L'église est à peine éclairée la veille du service de Pâques (qu'on célèbre le plus souvent à minuit pile, la nuit du samedi au dimanche, et presque toujours une semaine après les Pâques catholiques, malheureusement) : pas de cierges qui brûlent, pas de lumière aveuglante, seulement quelques petites veilleuses assurent les fidèles qui se rassemblent peu à peu. On est silencieux, on attend, on ne comprend jamais très bien ce qui se passe. L'heure venue, le service commencera presque en silence, avec la lumière qui se répand à partir de l'autel, le prêtre chantant accompagné d'une ou deux personnes du choeur la première chanson de louange. La communauté restera silencieuse pendant presque une demi-heure tout en écoutant le service et ce n'est que très tard, après que tous les esprits se seront tendus presque douloureusement en attendant le cri glorieux de la résurrection, que le prêtre s'exclamera vers les fidèles : " Le Christ est ressuscité ! ", et la réponse viendra presque simultanément, avec la force d'un tonnerre : " En vérité Il est ressuscité ! ". Désormais, c'est avec ces mots-là que les orthodoxes se salueront jusqu'à l'Ascension et la chanson de la résurrection reviendra encore et encore dans les services de l'Église pendant tout ce temps :

" Le Christ est ressuscité des morts, par la mort Il a vaincu la mort, à ceux qui sont dans les tombeaux Il a donné la vie ! "

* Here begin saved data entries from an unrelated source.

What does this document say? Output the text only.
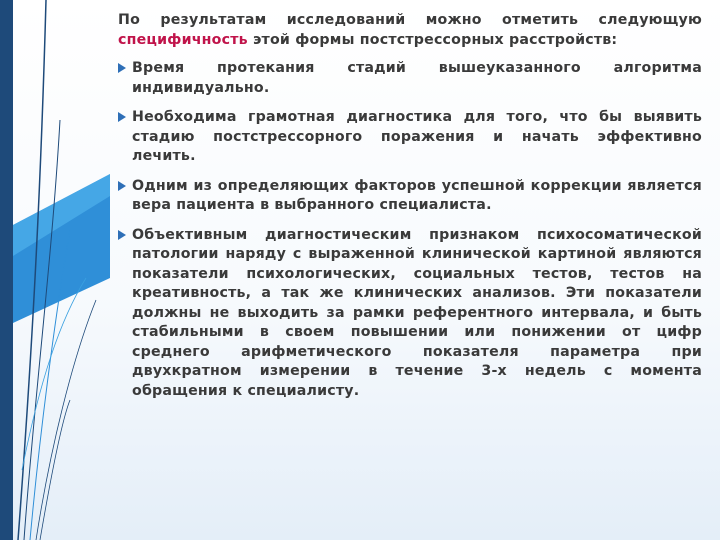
По результатам исследований можно отметить следующую специфичность этой формы постстрессорных расстройств:

Время протекания стадий вышеуказанного алгоритма индивидуально.
Необходима грамотная диагностика для того, что бы выявить стадию постстрессорного поражения и начать эффективно лечить.
Одним из определяющих факторов успешной коррекции является вера пациента в выбранного специалиста.
Объективным диагностическим признаком психосоматической патологии наряду с выраженной клинической картиной являются показатели психологических, социальных тестов, тестов на креативность, а так же клинических анализов. Эти показатели должны не выходить за рамки референтного интервала, и быть стабильными в своем повышении или понижении от цифр среднего арифметического показателя параметра при двухкратном измерении в течение 3-х недель с момента обращения к специалисту.
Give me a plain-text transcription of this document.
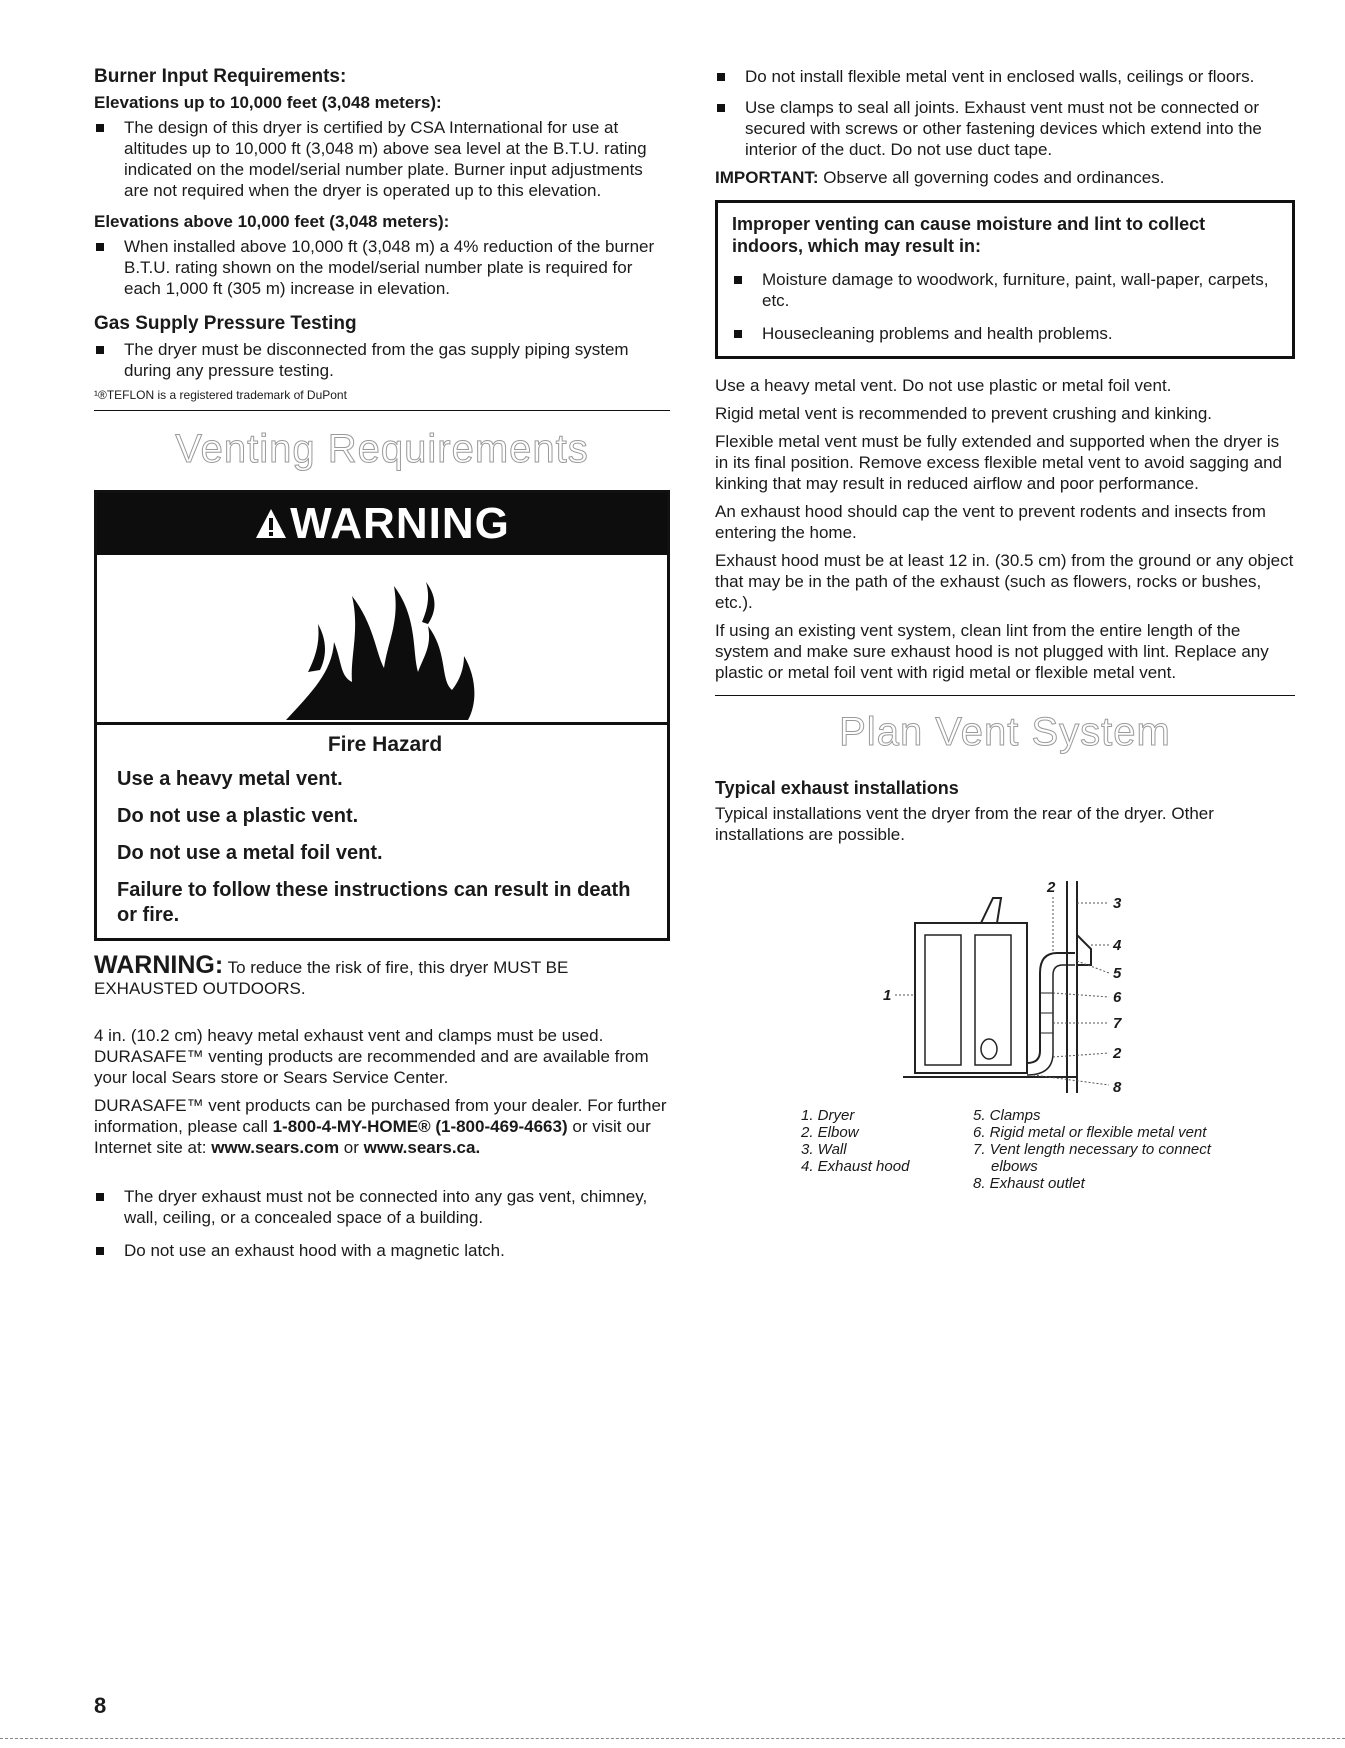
Burner Input Requirements:
Elevations up to 10,000 feet (3,048 meters):
The design of this dryer is certified by CSA International for use at altitudes up to 10,000 ft (3,048 m) above sea level at the B.T.U. rating indicated on the model/serial number plate. Burner input adjustments are not required when the dryer is operated up to this elevation.
Elevations above 10,000 feet (3,048 meters):
When installed above 10,000 ft (3,048 m) a 4% reduction of the burner B.T.U. rating shown on the model/serial number plate is required for each 1,000 ft (305 m) increase in elevation.
Gas Supply Pressure Testing
The dryer must be disconnected from the gas supply piping system during any pressure testing.
¹®TEFLON is a registered trademark of DuPont
Venting Requirements
WARNING
Fire Hazard
Use a heavy metal vent.
Do not use a plastic vent.
Do not use a metal foil vent.
Failure to follow these instructions can result in death or fire.
WARNING: To reduce the risk of fire, this dryer MUST BE EXHAUSTED OUTDOORS.

4 in. (10.2 cm) heavy metal exhaust vent and clamps must be used. DURASAFE™ venting products are recommended and are available from your local Sears store or Sears Service Center.

DURASAFE™ vent products can be purchased from your dealer. For further information, please call 1-800-4-MY-HOME® (1-800-469-4663) or visit our Internet site at: www.sears.com or www.sears.ca.

The dryer exhaust must not be connected into any gas vent, chimney, wall, ceiling, or a concealed space of a building.
Do not use an exhaust hood with a magnetic latch.
Do not install flexible metal vent in enclosed walls, ceilings or floors.
Use clamps to seal all joints. Exhaust vent must not be connected or secured with screws or other fastening devices which extend into the interior of the duct. Do not use duct tape.

IMPORTANT: Observe all governing codes and ordinances.

Improper venting can cause moisture and lint to collect indoors, which may result in:
Moisture damage to woodwork, furniture, paint, wall-paper, carpets, etc.
Housecleaning problems and health problems.

Use a heavy metal vent. Do not use plastic or metal foil vent.

Rigid metal vent is recommended to prevent crushing and kinking.

Flexible metal vent must be fully extended and supported when the dryer is in its final position. Remove excess flexible metal vent to avoid sagging and kinking that may result in reduced airflow and poor performance.

An exhaust hood should cap the vent to prevent rodents and insects from entering the home.

Exhaust hood must be at least 12 in. (30.5 cm) from the ground or any object that may be in the path of the exhaust (such as flowers, rocks or bushes, etc.).

If using an existing vent system, clean lint from the entire length of the system and make sure exhaust hood is not plugged with lint. Replace any plastic or metal foil vent with rigid metal or flexible metal vent.

Plan Vent System
Typical exhaust installations

Typical installations vent the dryer from the rear of the dryer. Other installations are possible.

1
2
3
4
5
6
7
2
8
1. Dryer
2. Elbow
3. Wall
4. Exhaust hood
5. Clamps
6. Rigid metal or flexible metal vent
7. Vent length necessary to connect
elbows
8. Exhaust outlet
8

On chante la chanson doucement comme une méditation, fièrement comme une victoire, en mille rythmes et façons, mais toujours avec joie et émerveillement. Tout le monde la chante, bien ou faux, on est tous ensemble et le Christ nous reçoit tous, comme le prêche saint Jean Chrisostome dans l'homélie qu'on lit au cours du service : " Celui qui est arrivé le premier recevra sa récompense tout comme celui qui est arrivé le dernier. Toi qui as tardé jusqu'à la onzième heure, n'aie pas peur, le Christ est ressuscité et la joie du monde est grande, viens au banquet qu'a dressé pour nous le Seigneur. Où est, Mort, ton aiguille, où est, Enfer, ta victoire ? Le Christ est ressuscité et l'Enfer s'est couvert de honte ! "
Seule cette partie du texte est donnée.